Pushing Tokens
Pushing exports your Figma Variables and Styles to JSON and commits them to GitHub.
Time: 3 minutes Difficulty: Beginner
How Push Works
When you click Push, GitFig:
- Reads Variables and Styles from Figma
- Converts them to W3C Design Tokens JSON format
- Creates a commit with your message
- Pushes to your current branch on GitHub
Figma GitFig GitHub
───── ────── ──────
Variable Collection ───► Export JSON ────────► colors.json
├── primary: #0066FF Format tokens commit: "Update colors"
├── secondary: #6B7280 Create commit push to main
└── background: #FFFFFF
Perform a Push
Step 1: Make Changes in Figma
Edit your Variables or Styles in Figma:
- Change a color value
- Add a new variable
- Update a description
Step 2: Click Push
Click the Push button in GitFig.

Step 3: Enter Commit Message
Write a descriptive commit message:

Good commit messages:
- "Update primary brand color to orange"
- "Add new spacing tokens for mobile"
- "Fix typo in typography descriptions"
Step 4: Push to GitHub
Click "Push to GitHub" to commit and push.
Step 5: Verify on GitHub
Open your repository on GitHub to see the new commit:

What Gets Exported
Variables → JSON
Variables are exported in W3C Design Tokens format:
{
"primary": {
"$value": "#FF6600",
"$type": "color",
"$description": "Primary brand color"
},
"spacing-sm": {
"$value": 8,
"$type": "number"
}
}
Variable Types
| Figma Type | JSON $type |
|---|---|
| COLOR | "color" |
| FLOAT | "number" |
| STRING | "string" |
| BOOLEAN | "boolean" |
Nested Variables
Variable names with / become nested JSON:
| Variable Name | JSON Structure |
|---|---|
brand/primary | {"brand": {"primary": {...}}} |
spacing/sm | {"spacing": {"sm": {...}}} |
Push Options
Direct Push (Default)
Commits directly to your current branch.

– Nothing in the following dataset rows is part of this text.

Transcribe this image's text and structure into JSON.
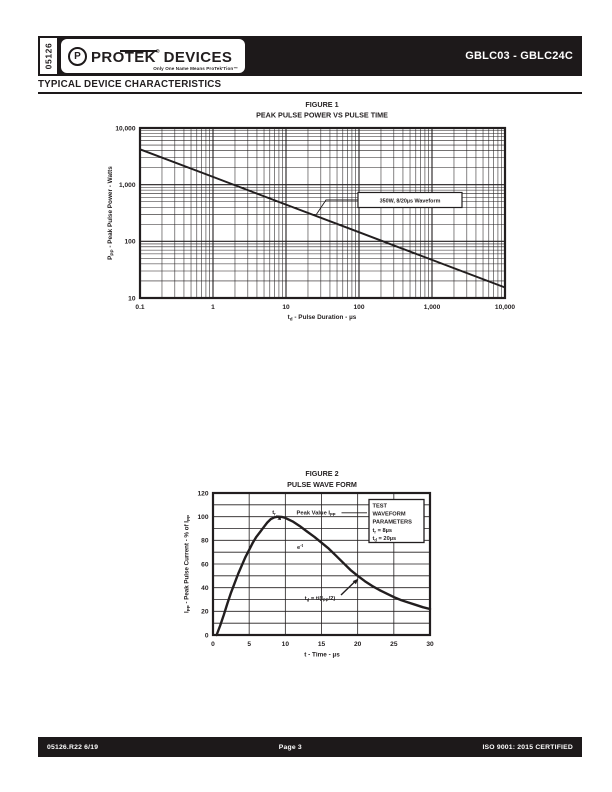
{
  "colors": {
    "ink": "#221e1f",
    "paper": "#ffffff"
  },
  "header": {
    "doc_number": "05126",
    "logo": {
      "mark_letter": "P",
      "brand_pro": "PRO",
      "brand_tek": "TEK",
      "registered_mark": "®",
      "brand_devices": "DEVICES",
      "tagline": "Only One Name Means ProTek'Tion™"
    },
    "part_range": "GBLC03 - GBLC24C"
  },
  "section_title": "TYPICAL DEVICE CHARACTERISTICS",
  "footer": {
    "left": "05126.R22 6/19",
    "center": "Page 3",
    "right": "ISO 9001: 2015 CERTIFIED"
  },
  "chart_data": [
    {
      "id": "figure-1",
      "type": "line",
      "title": "FIGURE 1",
      "subtitle": "PEAK PULSE POWER VS PULSE TIME",
      "xlabel": "td - Pulse Duration - µs",
      "xlabel_parts": [
        [
          "t",
          0
        ],
        [
          "d",
          1
        ],
        [
          " - Pulse Duration - µs",
          0
        ]
      ],
      "ylabel": "Ppp - Peak Pulse Power - Watts",
      "ylabel_parts": [
        [
          "P",
          0
        ],
        [
          "PP",
          1
        ],
        [
          " - Peak Pulse Power - Watts",
          0
        ]
      ],
      "x_scale": "log",
      "y_scale": "log",
      "xlim": [
        0.1,
        10000
      ],
      "ylim": [
        10,
        10000
      ],
      "grid": "log-log, minor decades shown",
      "x_ticks": [
        {
          "v": 0.1,
          "label": "0.1"
        },
        {
          "v": 1,
          "label": "1"
        },
        {
          "v": 10,
          "label": "10"
        },
        {
          "v": 100,
          "label": "100"
        },
        {
          "v": 1000,
          "label": "1,000"
        },
        {
          "v": 10000,
          "label": "10,000"
        }
      ],
      "y_ticks": [
        {
          "v": 10,
          "label": "10"
        },
        {
          "v": 100,
          "label": "100"
        },
        {
          "v": 1000,
          "label": "1,000"
        },
        {
          "v": 10000,
          "label": "10,000"
        }
      ],
      "series": [
        {
          "name": "peak-pulse-power",
          "x": [
            0.1,
            1,
            10,
            100,
            1000,
            10000
          ],
          "y": [
            4200,
            1370,
            445,
            145,
            47,
            15.3
          ]
        }
      ],
      "annotation": {
        "label": "350W, 8/20µs Waveform",
        "points_to_t_us": 24
      }
    },
    {
      "id": "figure-2",
      "type": "line",
      "title": "FIGURE 2",
      "subtitle": "PULSE WAVE FORM",
      "xlabel": "t - Time - µs",
      "xlabel_parts": [
        [
          "t - Time - µs",
          0
        ]
      ],
      "ylabel": "Ipp - Peak Pulse Current - % of Ipp",
      "ylabel_parts": [
        [
          "I",
          0
        ],
        [
          "PP",
          1
        ],
        [
          " - Peak Pulse Current - % of I",
          0
        ],
        [
          "PP",
          1
        ]
      ],
      "xlim": [
        0,
        30
      ],
      "ylim": [
        0,
        120
      ],
      "x_ticks": [
        0,
        5,
        10,
        15,
        20,
        25,
        30
      ],
      "y_ticks": [
        0,
        20,
        40,
        60,
        80,
        100,
        120
      ],
      "y_grid_step": 10,
      "x_grid_step": 5,
      "series": [
        {
          "name": "pulse-waveform",
          "x": [
            0.5,
            1,
            1.5,
            2,
            2.5,
            3,
            3.5,
            4,
            4.5,
            5,
            5.5,
            6,
            6.5,
            7,
            7.5,
            8,
            8.5,
            9,
            9.5,
            10,
            11,
            12,
            13,
            14,
            15,
            16,
            17,
            18,
            19,
            20,
            21,
            22,
            23,
            24,
            25,
            26,
            27,
            28,
            29,
            30
          ],
          "y": [
            0,
            8,
            17,
            27,
            36,
            44,
            52,
            59,
            66,
            72,
            78,
            83,
            87,
            91,
            95,
            98,
            99.5,
            100,
            99.8,
            99,
            96,
            92,
            87.5,
            83,
            78,
            73,
            67,
            61,
            55,
            50,
            45.5,
            41.5,
            38,
            35,
            32,
            29.5,
            27.5,
            25.5,
            23.5,
            22
          ]
        }
      ],
      "annotations": {
        "rise_time": {
          "parts": [
            [
              "t",
              0
            ],
            [
              "r",
              1
            ]
          ]
        },
        "peak_value": {
          "parts": [
            [
              "Peak Value I",
              0
            ],
            [
              "PP",
              1
            ]
          ]
        },
        "decay": {
          "parts": [
            [
              "e",
              0
            ],
            [
              "-t",
              2
            ]
          ]
        },
        "half_value": {
          "parts": [
            [
              "t",
              0
            ],
            [
              "d",
              1
            ],
            [
              " = t/(I",
              0
            ],
            [
              "PP",
              1
            ],
            [
              "/2)",
              0
            ]
          ]
        },
        "test_box": {
          "lines": [
            [
              [
                "TEST",
                0
              ]
            ],
            [
              [
                "WAVEFORM",
                0
              ]
            ],
            [
              [
                "PARAMETERS",
                0
              ]
            ],
            [
              [
                "t",
                0
              ],
              [
                "r",
                1
              ],
              [
                " = 8µs",
                0
              ]
            ],
            [
              [
                "t",
                0
              ],
              [
                "d",
                1
              ],
              [
                " = 20µs",
                0
              ]
            ]
          ]
        }
      }
    }
  ]
}
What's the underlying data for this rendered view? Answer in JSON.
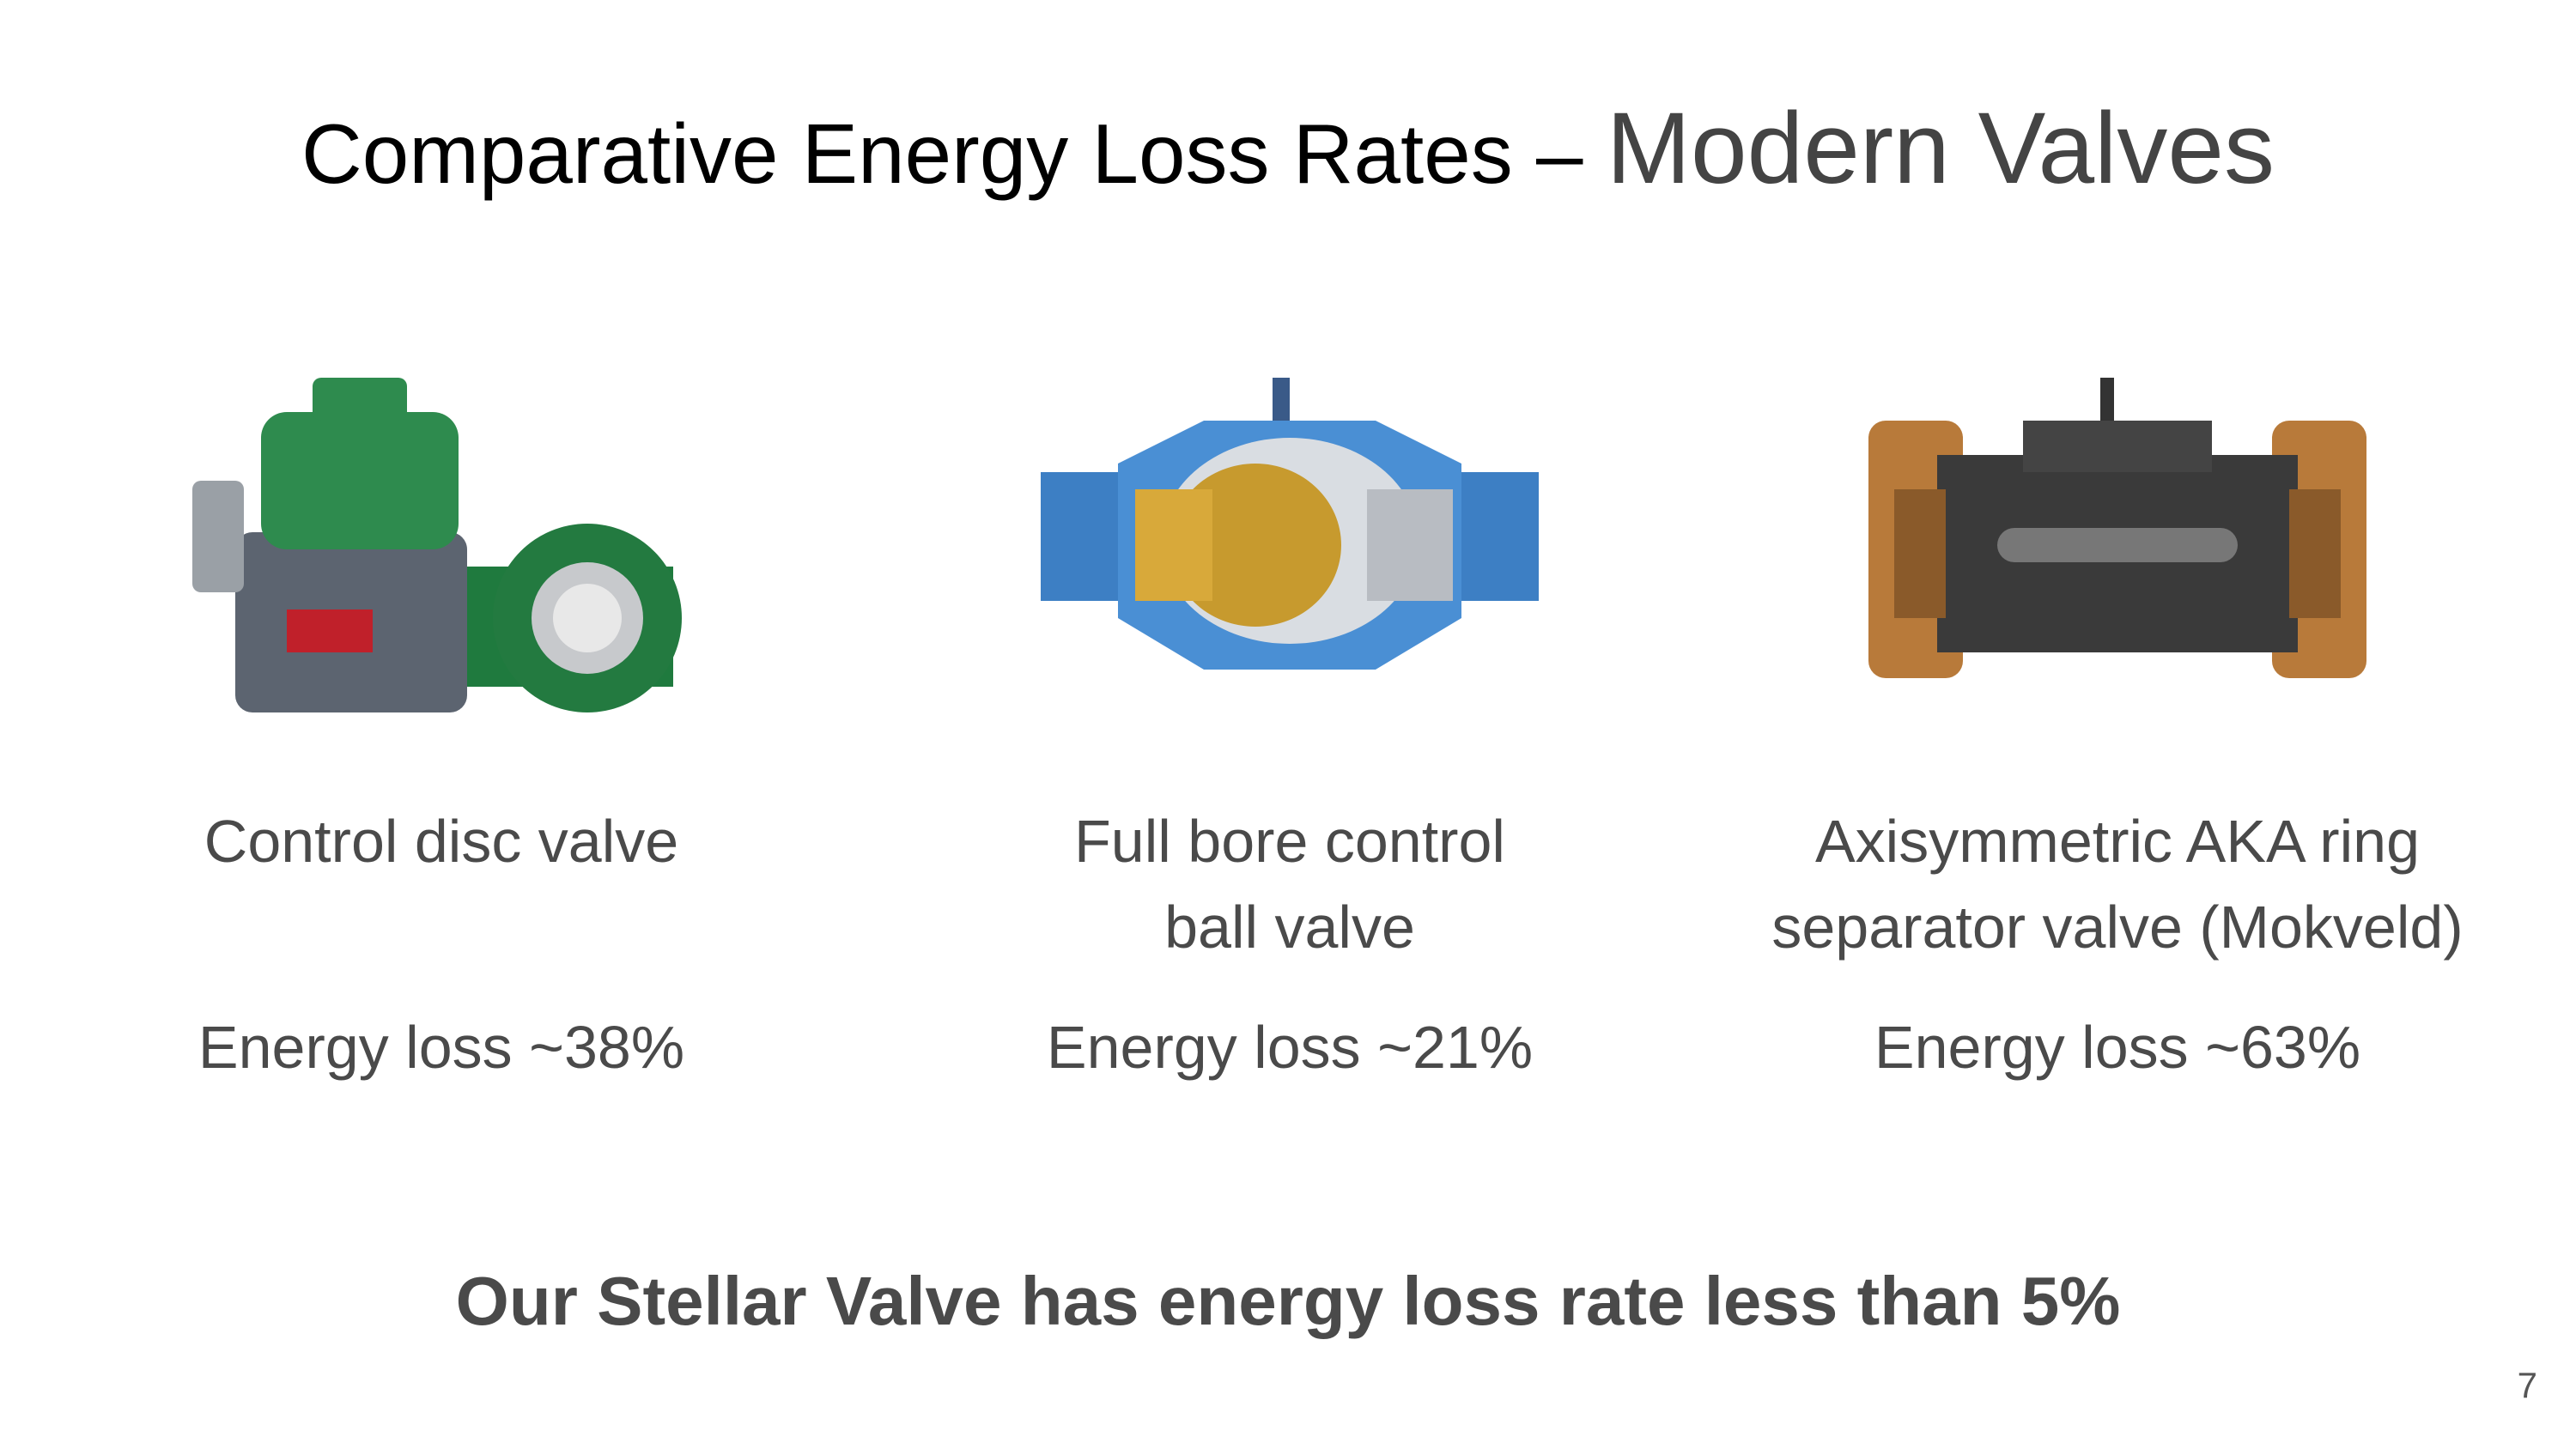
{
  "title": {
    "main": "Comparative Energy Loss Rates – ",
    "accent": "Modern Valves"
  },
  "valves": [
    {
      "name": [
        "Control disc valve"
      ],
      "loss": "Energy loss ~38%"
    },
    {
      "name": [
        "Full bore control",
        "ball valve"
      ],
      "loss": "Energy loss ~21%"
    },
    {
      "name": [
        "Axisymmetric AKA ring",
        "separator valve (Mokveld)"
      ],
      "loss": "Energy loss ~63%"
    }
  ],
  "footer": "Our Stellar Valve has energy loss rate less than 5%",
  "page_number": "7"
}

Best for:
- Personal projects
- Quick iterations
- When you have push access
Create Pull Request
Instead of pushing directly, create a PR for review:
- Click the dropdown arrow next to Push
- Select "Create Pull Request"
- Enter PR title and description
- Select base branch (usually
main) - Click "Create PR"

Best for:
- Team projects
- Design reviews
- Protected branches
Conflict Detection
If GitHub has commits you haven't pulled, GitFig shows a warning:

Options:
- Push anyway - May cause merge conflicts
- Pull first - Recommended: sync before pushing
- View changes - See what's different on GitHub
Files Updated
Push updates the JSON files based on your mappings:
| Mapping | File Updated |
|---|---|
colors.json → Variables | Updates colors.json |
spacing.json → Variables | Updates spacing.json |
Push only updates files you have mappings for. Other files in the repo are unchanged.
Commit History
Each push creates a Git commit. View history:
- On GitHub: Repository → Commits
- In GitFig: Shows last sync commit SHA
Troubleshooting
"Push failed: permission denied"
- Check you have write access to the repository
- Branch may be protected - try creating a PR instead
- Token may have expired - sign out and back in
"No changes to push"
- No Variables have changed since last sync
- Check you're editing the correct collection
JSON formatting different than expected
- GitFig always exports in W3C format
- Other formats are converted on export
- Formatting/whitespace may change
Large commits taking long
- Many variables = larger JSON files
- Network affects upload speed
- Consider splitting into multiple files
Best Practices
Write Clear Commit Messages
| Good | Bad |
|---|---|
| "Update button colors for dark mode" | "changes" |
| "Add new spacing tokens (4, 8, 12, 16)" | "update tokens" |
| "Fix contrast issue on secondary color" | "fix" |
Commit Often
Small, frequent commits are better than large, infrequent ones.
Pull Before Push
Always pull latest changes before pushing to avoid conflicts.